It is, but it involves putting up a massive front and being someone you're not.
Or mind control...
There are mind tricks. For one, people like you more when you mimic their behavior, even if it's hand movements
You can even manipulate people in such a way that you can be a massively incompetent asshole and still become president of the United States of America
Of course you can. Starts with knowing your audience. What are their values and vices? Are they a crowd or are they a club?
Who are the big monkeys, and who are the overlooked one. You'll want to work both of these groups. Treat the big monkey as an equal and the little monkey as a better.

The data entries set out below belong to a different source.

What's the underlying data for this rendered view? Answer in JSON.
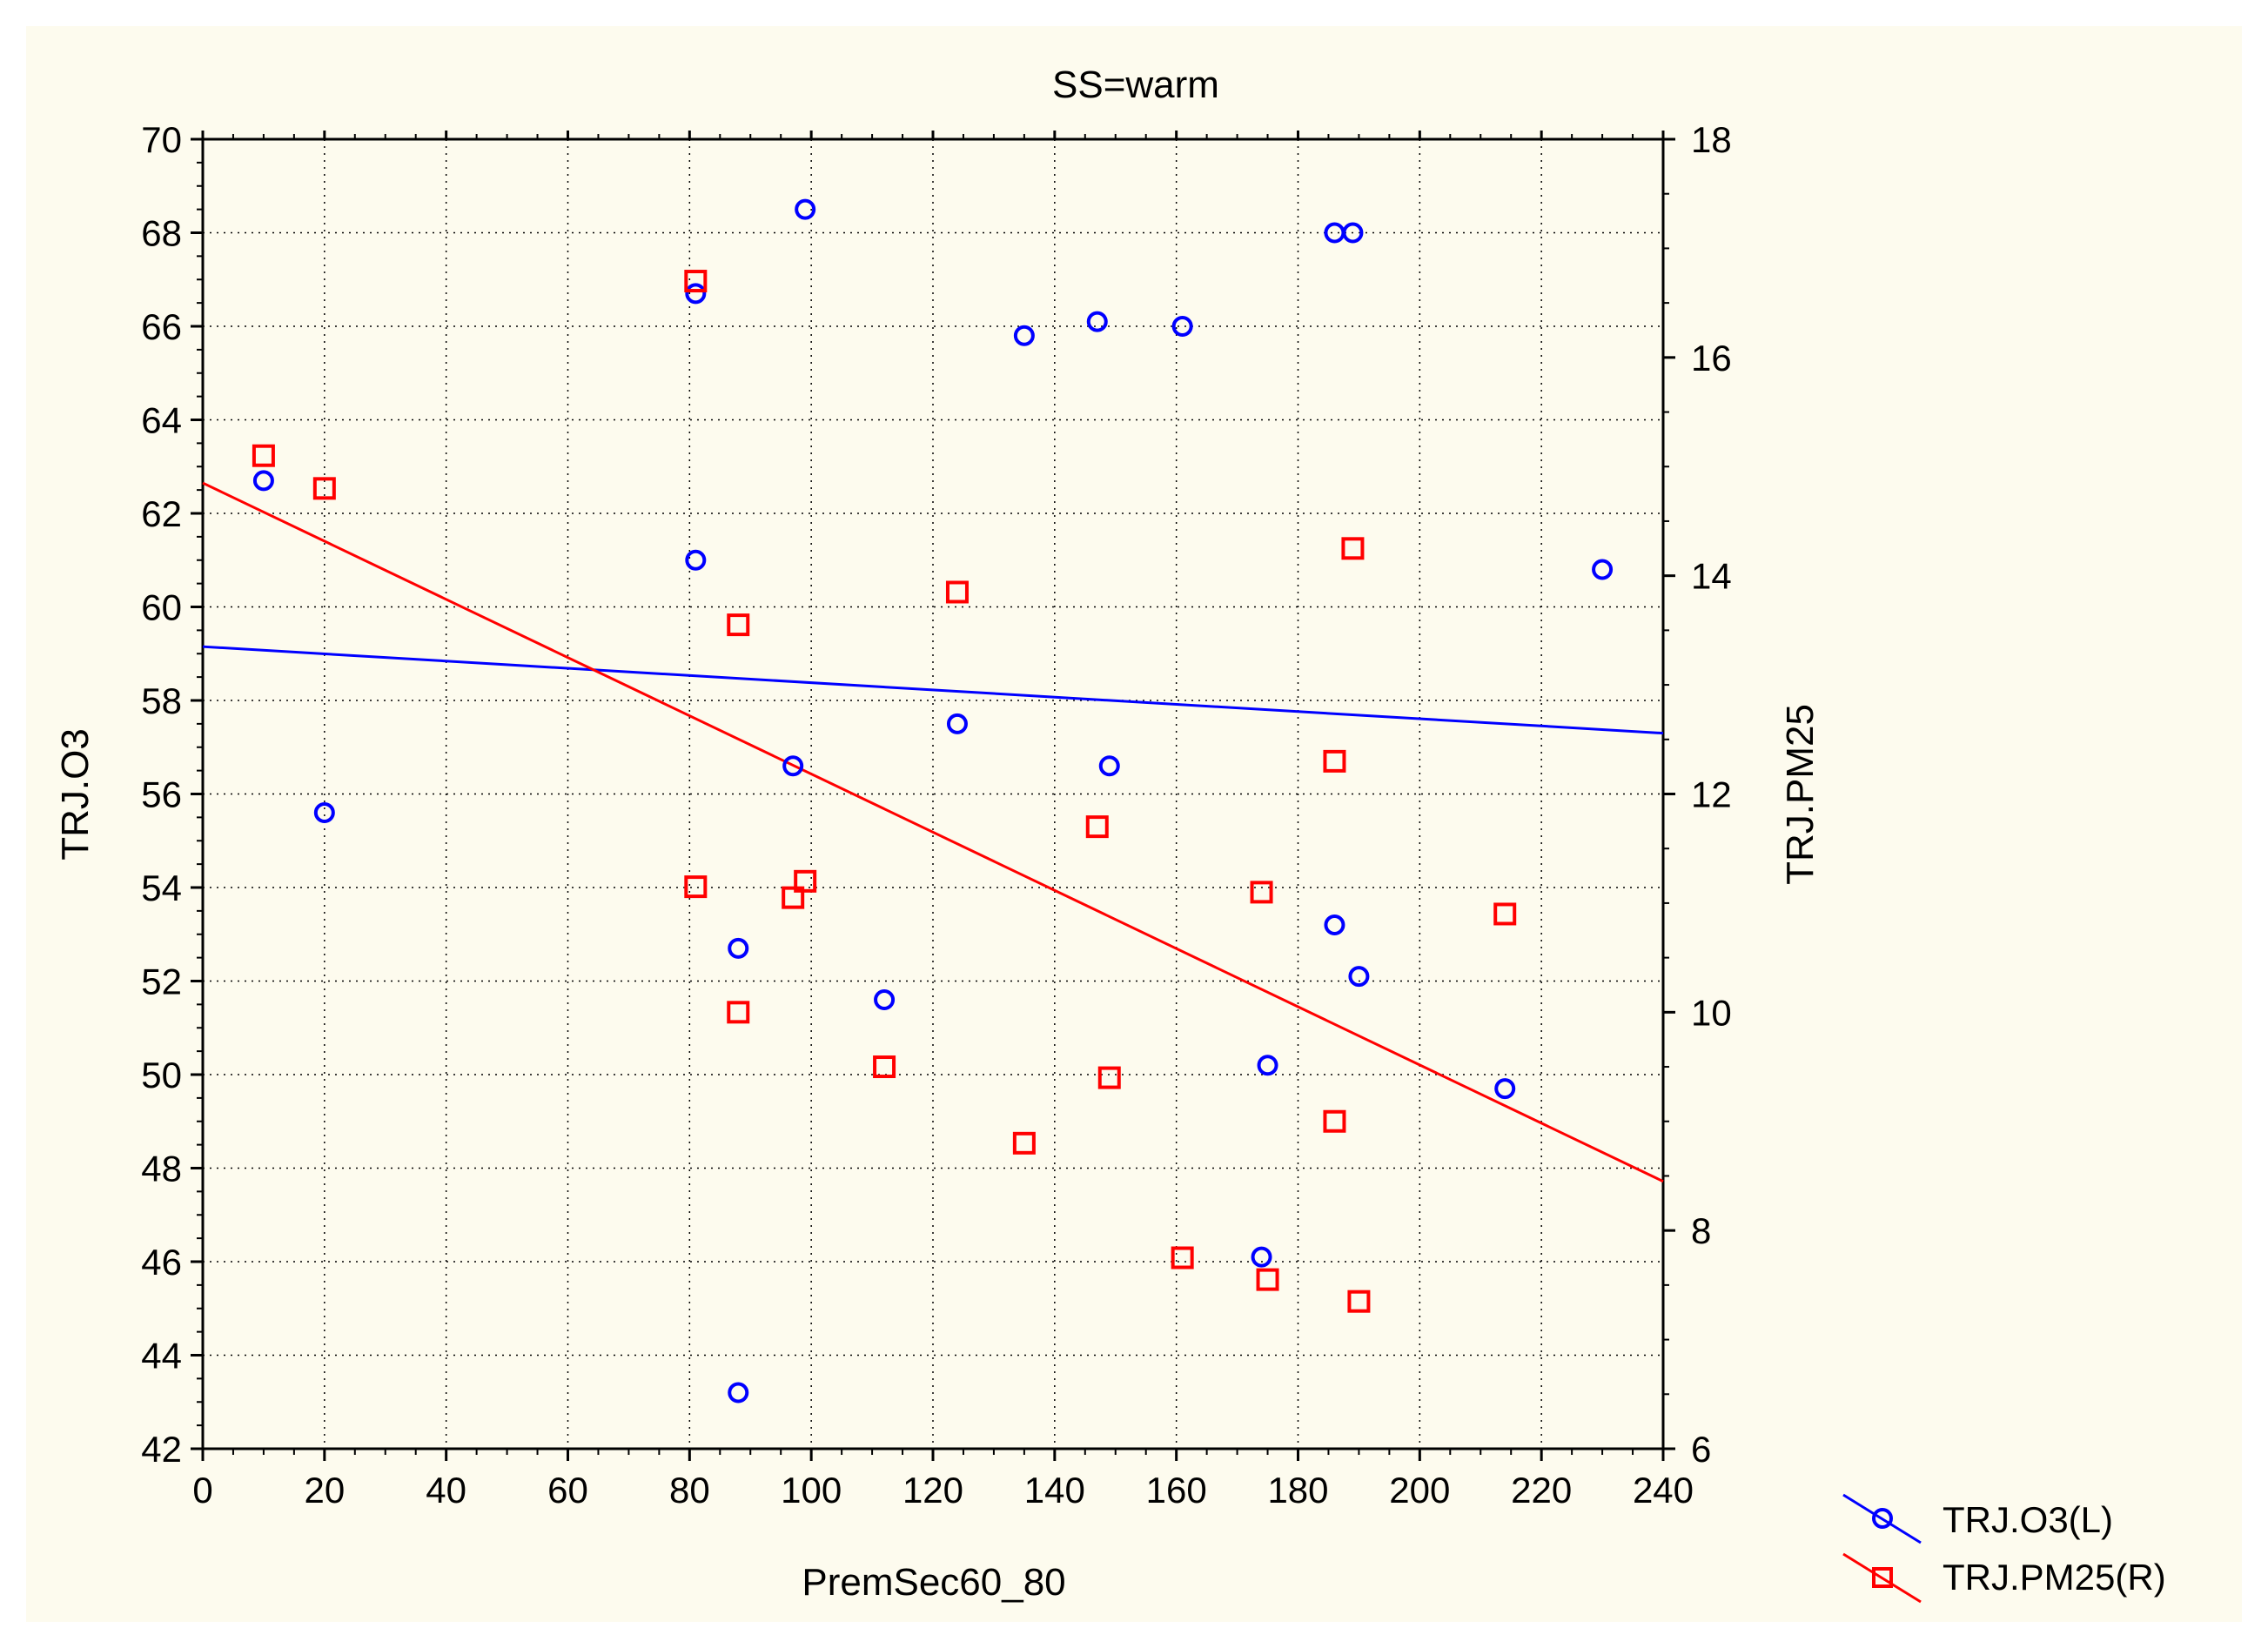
{
  "chart_data": {
    "type": "scatter",
    "title": "SS=warm",
    "xlabel": "PremSec60_80",
    "ylabel_left": "TRJ.O3",
    "ylabel_right": "TRJ.PM25",
    "xlim": [
      0,
      240
    ],
    "ylim_left": [
      42,
      70
    ],
    "ylim_right": [
      6,
      18
    ],
    "x_ticks": [
      0,
      20,
      40,
      60,
      80,
      100,
      120,
      140,
      160,
      180,
      200,
      220,
      240
    ],
    "y_left_ticks": [
      42,
      44,
      46,
      48,
      50,
      52,
      54,
      56,
      58,
      60,
      62,
      64,
      66,
      68,
      70
    ],
    "y_right_ticks": [
      6,
      8,
      10,
      12,
      14,
      16,
      18
    ],
    "legend_position": "bottom-right",
    "series": [
      {
        "name": "TRJ.O3(L)",
        "axis": "left",
        "marker": "circle",
        "color": "#0000ff",
        "points": [
          [
            10,
            62.7
          ],
          [
            20,
            55.6
          ],
          [
            81,
            66.7
          ],
          [
            81,
            61.0
          ],
          [
            88,
            52.7
          ],
          [
            88,
            43.2
          ],
          [
            97,
            56.6
          ],
          [
            99,
            68.5
          ],
          [
            112,
            51.6
          ],
          [
            124,
            57.5
          ],
          [
            135,
            65.8
          ],
          [
            147,
            66.1
          ],
          [
            149,
            56.6
          ],
          [
            161,
            66.0
          ],
          [
            174,
            46.1
          ],
          [
            175,
            50.2
          ],
          [
            186,
            68.0
          ],
          [
            186,
            53.2
          ],
          [
            189,
            68.0
          ],
          [
            190,
            52.1
          ],
          [
            214,
            49.7
          ],
          [
            230,
            60.8
          ]
        ],
        "fit": [
          [
            0,
            59.15
          ],
          [
            240,
            57.3
          ]
        ]
      },
      {
        "name": "TRJ.PM25(R)",
        "axis": "right",
        "marker": "square",
        "color": "#ff0000",
        "points": [
          [
            10,
            15.1
          ],
          [
            20,
            14.8
          ],
          [
            81,
            16.7
          ],
          [
            81,
            11.15
          ],
          [
            88,
            13.55
          ],
          [
            88,
            10.0
          ],
          [
            97,
            11.05
          ],
          [
            99,
            11.2
          ],
          [
            112,
            9.5
          ],
          [
            124,
            13.85
          ],
          [
            135,
            8.8
          ],
          [
            147,
            11.7
          ],
          [
            149,
            9.4
          ],
          [
            161,
            7.75
          ],
          [
            174,
            11.1
          ],
          [
            175,
            7.55
          ],
          [
            186,
            12.3
          ],
          [
            186,
            9.0
          ],
          [
            189,
            14.25
          ],
          [
            190,
            7.35
          ],
          [
            214,
            10.9
          ]
        ],
        "fit": [
          [
            0,
            14.85
          ],
          [
            240,
            8.45
          ]
        ]
      }
    ]
  }
}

Got your foundation info, Now, how do you want to be perceived? One of the crowd? Watch the cues they respond to. Look where they look, laugh when they laugh. Part your hair the same way, and don't wear shoes more expensive than the most boring-looking guy in the lot
Riddle me this: Say the person is being treated for acute social anxiety. Now say this person is also depressed because of the way they're treated, due to being afraid of conflict. Is it still possible to control how others see them?
This person also has a difficult time being someone they're not.
And they don't like to lie. Acting a way that is the antithesis of their ethical values is a lie.
Stepping back from the Vegas showboating: Possible, yes, but the question ends up being "to what benefit." Ultimately people's reactions are their own. but peppering others with polite gestures and kind words, even in the face of hardship, helps sometimes
If the "others" in question value meanness, it's better to pack your backs and try again in the next town sometimes, so to speak.
But most folks barely see past their own thoughts to acknowledge much other than crappiness pointed at them.
So, doing kind things, even if it has the effect of fireing fluff from a shotgun, can have a net benefit in most neutrally inclined folks.
I don't do conflict. I withdraw and post "get off my lawn" signs. I don't join clubs nor make affiliations for that very reason.
But it costs me little, even if I have to act to do it, to flash a stranger an understanding look. I can't change their perception of me, but I can cue them that there are others in the world with a positive perception of them. Folks remember this, and it changes their reactions to you, subtly over time.
BUT, if it is a handful of bad actors intent on making you feel bad, who have fixed a model of you in their word and thoughts that you cannot nudge or slipp from under, a quiet "good luck" is all you have to give them, and try moving down the line.
Emotionally easy? Oh hell no.
But better than beating yourself bloody against a wall of dried shit.